Cummins predicts hydrogen fuel cell trucks will be competitive with diesel by 2030June 22, 2021
The company forecasts that the price of H2 powered vehicles will be cost competitive by that time.
Hydrogen fuel cell trucks will become cost competitive with diesel powered vehicles by 2030 in terms of their total cost of ownership (TCO), according to Cummins (NYSE stock symbol CMI).
The engine and generator producer cites falling costs of green hydrogen among the reasons.
In an S&P Global Platts report, it stated that Vice President for New Power Engineering Jonathan Wood from Cummins pointed to the improving cost of renewable hydrogen production and more affordable fuel cell production will bring the TCO down for fuel cell trucks.
“We think towards the end of this decade, we will be getting closer to TCO parity with a diesel engine,” said Wood in the interview. “It does depend on region, it does depend on application, it does depend on electricity pricing … but that is the time frame we think we will be getting close on TCO on some heavy-duty applications where we can get to low-cost hydrogen production.”

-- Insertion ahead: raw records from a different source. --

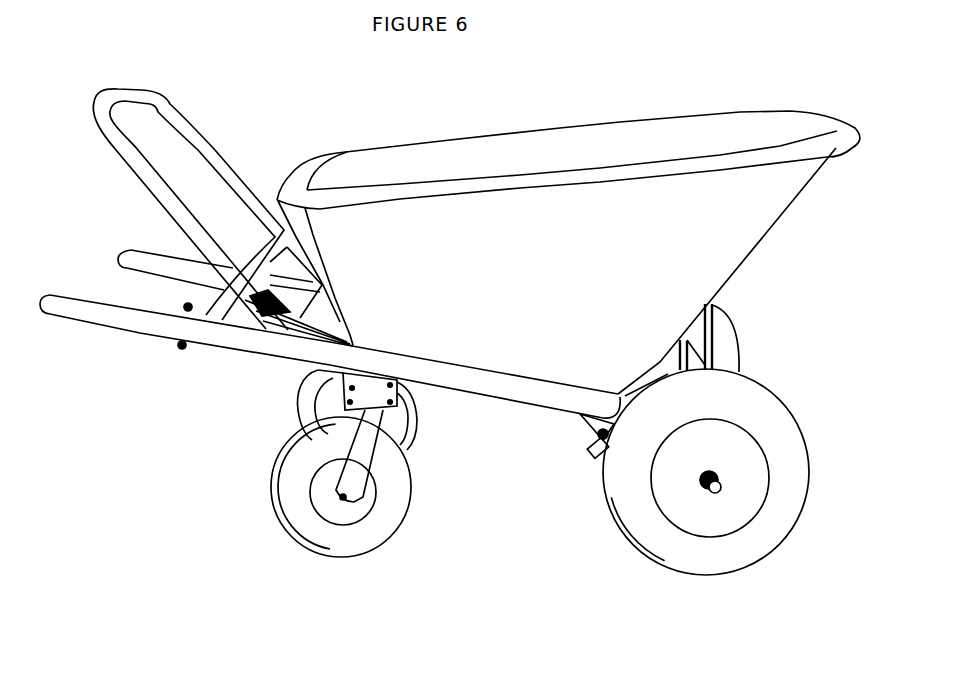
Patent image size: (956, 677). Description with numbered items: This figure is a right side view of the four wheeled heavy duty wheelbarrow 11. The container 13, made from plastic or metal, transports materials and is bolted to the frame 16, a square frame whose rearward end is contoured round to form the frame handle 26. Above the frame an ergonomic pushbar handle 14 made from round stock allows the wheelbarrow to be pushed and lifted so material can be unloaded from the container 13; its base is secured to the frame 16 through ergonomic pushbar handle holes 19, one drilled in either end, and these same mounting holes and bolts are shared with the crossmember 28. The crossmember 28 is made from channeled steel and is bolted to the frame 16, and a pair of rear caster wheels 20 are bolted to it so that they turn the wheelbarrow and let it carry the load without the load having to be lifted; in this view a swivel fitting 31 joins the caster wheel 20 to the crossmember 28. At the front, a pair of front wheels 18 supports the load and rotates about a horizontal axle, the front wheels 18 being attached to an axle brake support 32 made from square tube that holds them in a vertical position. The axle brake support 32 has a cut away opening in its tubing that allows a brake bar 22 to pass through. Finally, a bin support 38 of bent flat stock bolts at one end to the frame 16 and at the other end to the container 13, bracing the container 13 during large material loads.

The four wheeled heavy duty wheelbarrow 11 is at (358, 136).
The container 13 is at (634, 281).
The ergonomic pushbar handle 14 is at (127, 97).
The frame 16 is at (473, 387).
The front wheels 18 is at (724, 362).
The ergonomic pushbar handle holes 19 is at (185, 307).
The rear caster wheel 20 is at (322, 407).
The brake bar 22 is at (591, 446).
The frame handle 26 is at (131, 250).
The crossmember 28 is at (371, 388).
The swivel caster fork 31 is at (387, 430).
The axle brake support 32 is at (726, 483).
The bin support 38 is at (708, 345).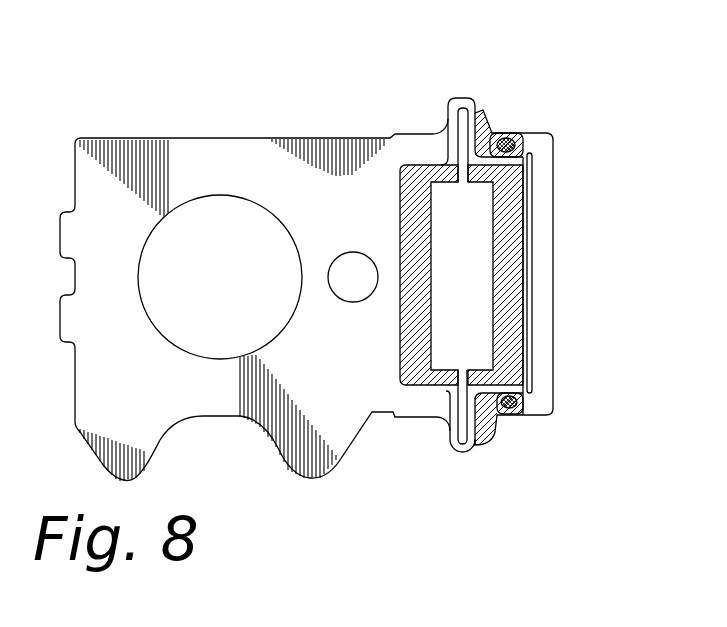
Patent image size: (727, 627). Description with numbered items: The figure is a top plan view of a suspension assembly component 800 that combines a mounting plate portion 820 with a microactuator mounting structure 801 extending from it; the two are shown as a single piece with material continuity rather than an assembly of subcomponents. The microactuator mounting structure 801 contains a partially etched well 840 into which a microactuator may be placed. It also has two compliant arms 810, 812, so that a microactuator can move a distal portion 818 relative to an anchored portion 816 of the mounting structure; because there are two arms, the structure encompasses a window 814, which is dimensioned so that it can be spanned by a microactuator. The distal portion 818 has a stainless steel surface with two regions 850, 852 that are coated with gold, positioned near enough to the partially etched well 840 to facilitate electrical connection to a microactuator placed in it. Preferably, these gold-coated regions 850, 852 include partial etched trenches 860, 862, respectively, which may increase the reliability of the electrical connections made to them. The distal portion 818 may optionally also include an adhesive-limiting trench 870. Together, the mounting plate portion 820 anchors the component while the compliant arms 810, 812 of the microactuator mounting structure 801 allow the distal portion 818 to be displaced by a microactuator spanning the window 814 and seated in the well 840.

The suspension assembly component 800 is at (250, 84).
The microactuator mounting structure 801 is at (471, 457).
The compliant arm 810 is at (445, 110).
The compliant arm 812 is at (446, 436).
The window 814 is at (486, 297).
The anchored portion 816 is at (389, 268).
The distal portion 818 is at (542, 258).
The mounting plate portion 820 is at (158, 143).
The partially etched well 840 is at (406, 355).
The gold-coated region 850 is at (492, 133).
The gold-coated region 852 is at (491, 418).
The partial etched trench 860 is at (506, 145).
The partial etched trench 862 is at (532, 424).
The adhesive-limiting trench 870 is at (534, 312).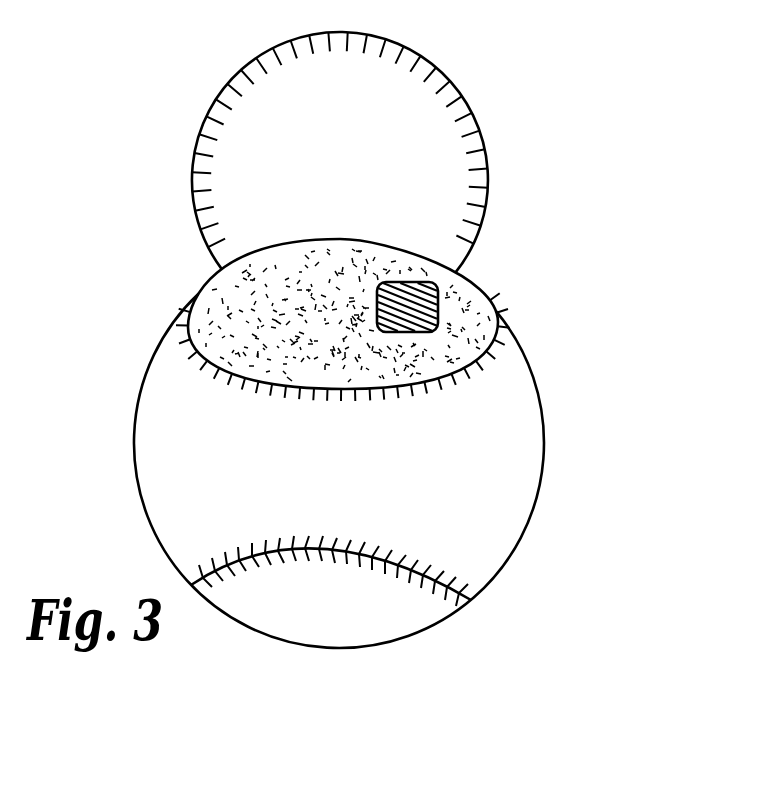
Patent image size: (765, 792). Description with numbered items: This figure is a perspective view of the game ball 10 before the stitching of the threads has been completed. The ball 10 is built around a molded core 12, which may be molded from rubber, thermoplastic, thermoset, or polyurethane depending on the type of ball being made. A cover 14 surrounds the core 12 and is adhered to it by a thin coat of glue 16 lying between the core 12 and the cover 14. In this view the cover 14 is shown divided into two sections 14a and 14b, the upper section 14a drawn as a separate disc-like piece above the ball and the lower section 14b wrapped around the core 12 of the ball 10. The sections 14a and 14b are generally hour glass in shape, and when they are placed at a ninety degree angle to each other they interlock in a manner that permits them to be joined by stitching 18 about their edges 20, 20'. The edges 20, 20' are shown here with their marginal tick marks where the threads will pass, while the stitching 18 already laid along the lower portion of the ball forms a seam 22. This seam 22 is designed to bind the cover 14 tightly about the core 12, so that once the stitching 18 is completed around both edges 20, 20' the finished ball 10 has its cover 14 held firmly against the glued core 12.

The game ball 10 is at (543, 477).
The molded core 12 is at (437, 292).
The cover 14 is at (415, 153).
The cover section 14a is at (352, 161).
The cover section 14b is at (360, 486).
The glue 16 is at (467, 293).
The stitching 18 is at (460, 588).
The edge 20 is at (340, 123).
The edge 20' is at (397, 349).
The seam 22 is at (407, 563).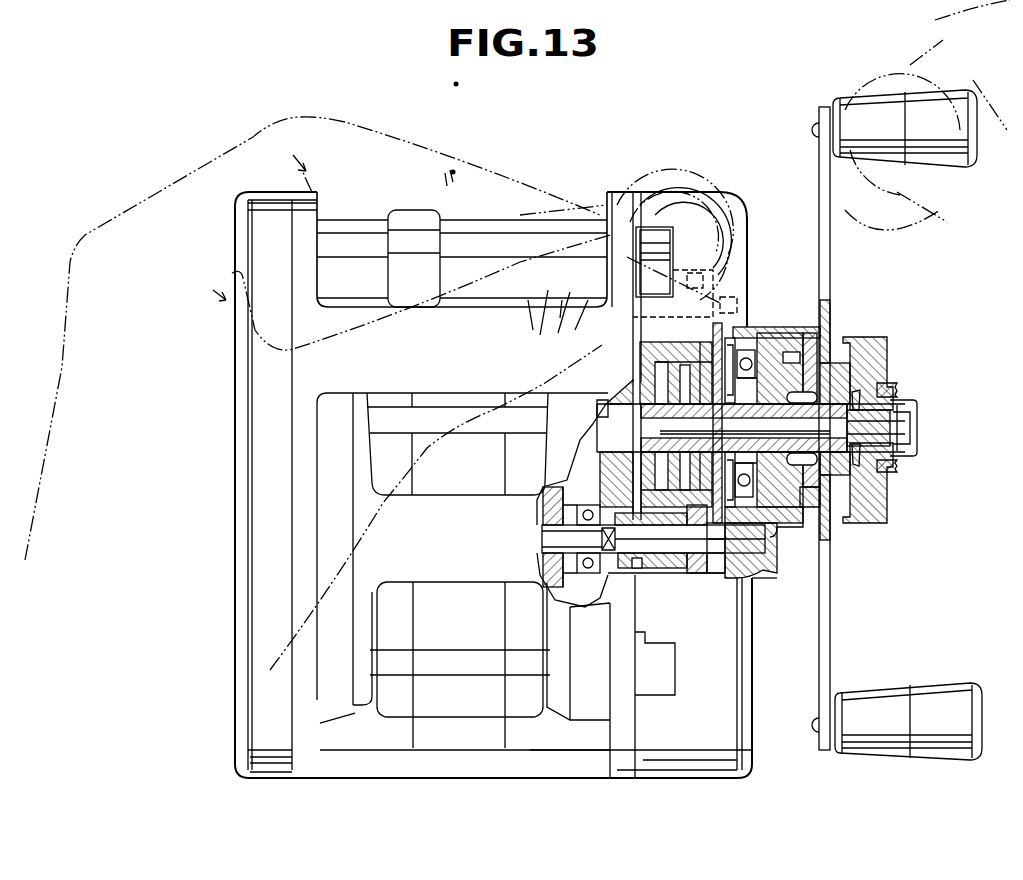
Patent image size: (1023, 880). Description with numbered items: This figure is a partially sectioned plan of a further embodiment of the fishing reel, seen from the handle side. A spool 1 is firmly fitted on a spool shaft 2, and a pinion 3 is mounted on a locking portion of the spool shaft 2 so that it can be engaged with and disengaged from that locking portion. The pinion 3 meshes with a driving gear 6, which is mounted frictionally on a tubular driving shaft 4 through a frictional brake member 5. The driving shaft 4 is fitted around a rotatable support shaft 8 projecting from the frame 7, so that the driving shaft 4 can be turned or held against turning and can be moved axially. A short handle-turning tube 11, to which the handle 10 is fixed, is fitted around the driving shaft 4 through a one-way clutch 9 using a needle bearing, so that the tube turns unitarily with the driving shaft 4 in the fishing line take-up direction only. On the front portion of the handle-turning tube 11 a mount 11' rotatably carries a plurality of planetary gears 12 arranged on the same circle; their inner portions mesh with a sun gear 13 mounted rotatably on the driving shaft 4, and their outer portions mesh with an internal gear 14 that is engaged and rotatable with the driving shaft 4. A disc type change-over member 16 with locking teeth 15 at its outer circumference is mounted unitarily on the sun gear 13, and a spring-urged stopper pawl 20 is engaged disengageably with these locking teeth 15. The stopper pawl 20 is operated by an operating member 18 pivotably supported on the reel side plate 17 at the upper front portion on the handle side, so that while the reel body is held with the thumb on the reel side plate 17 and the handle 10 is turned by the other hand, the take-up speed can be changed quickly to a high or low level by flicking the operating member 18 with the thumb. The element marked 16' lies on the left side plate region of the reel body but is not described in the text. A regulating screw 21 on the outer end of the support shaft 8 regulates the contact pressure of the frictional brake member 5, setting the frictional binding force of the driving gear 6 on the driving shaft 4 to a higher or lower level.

The spool 1 is at (412, 565).
The spool shaft 2 is at (542, 548).
The pinion 3 is at (670, 568).
The driving shaft 4 is at (838, 362).
The frictional brake member 5 is at (696, 570).
The driving gear 6 is at (665, 345).
The frame 7 is at (616, 200).
The support shaft 8 is at (898, 418).
The one-way clutch 9 is at (872, 385).
The handle 10 is at (830, 632).
The handle-turning tube 11 is at (792, 405).
The mount 11' is at (812, 399).
The planetary gears 12 is at (762, 350).
The sun gear 13 is at (712, 573).
The internal gear 14 is at (750, 358).
The locking teeth 15 is at (722, 573).
The change-over member 16 is at (692, 584).
The side plate 16' is at (243, 486).
The reel side plate 17 is at (718, 200).
The operating member 18 is at (652, 228).
The stopper pawl 20 is at (752, 325).
The regulating screw 21 is at (888, 345).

Either battery electric or hydrogen fuel cell trucks will be the future of heavy-duty land transport, said Wood.
As economies move ahead to reach for their zero-emission goals, they will turn to hydrogen or batteries to power heavy-duty vehicles on land, explained Wood. The transition timing wasn’t laid out precisely. However, he added that diesel would lose ground until it reaches the point that it is no longer a part of the energy mix within the heavy-duty land vehicle segment.
The company currently produces an annual 1.3 million internal combustion engines, with a substantial cost advantage leaning in favor of diesel trucks in current volumes.
“If you run a commercial vehicle, the two biggest costs in the total cost of ownership are the price of fuel and the driver,” explained Wood. He added that while the production of fuel cells remains quite limited, “costs are coming down, the manufacturing supply chain is getting in place, we are starting to see lower-cost materials.”
In addition to the decreasing TCO, grid developments and the availability of fuel further support the hydrogen infrastructure rollout that would help to ensure successful adoption of hydrogen fuel cell trucks.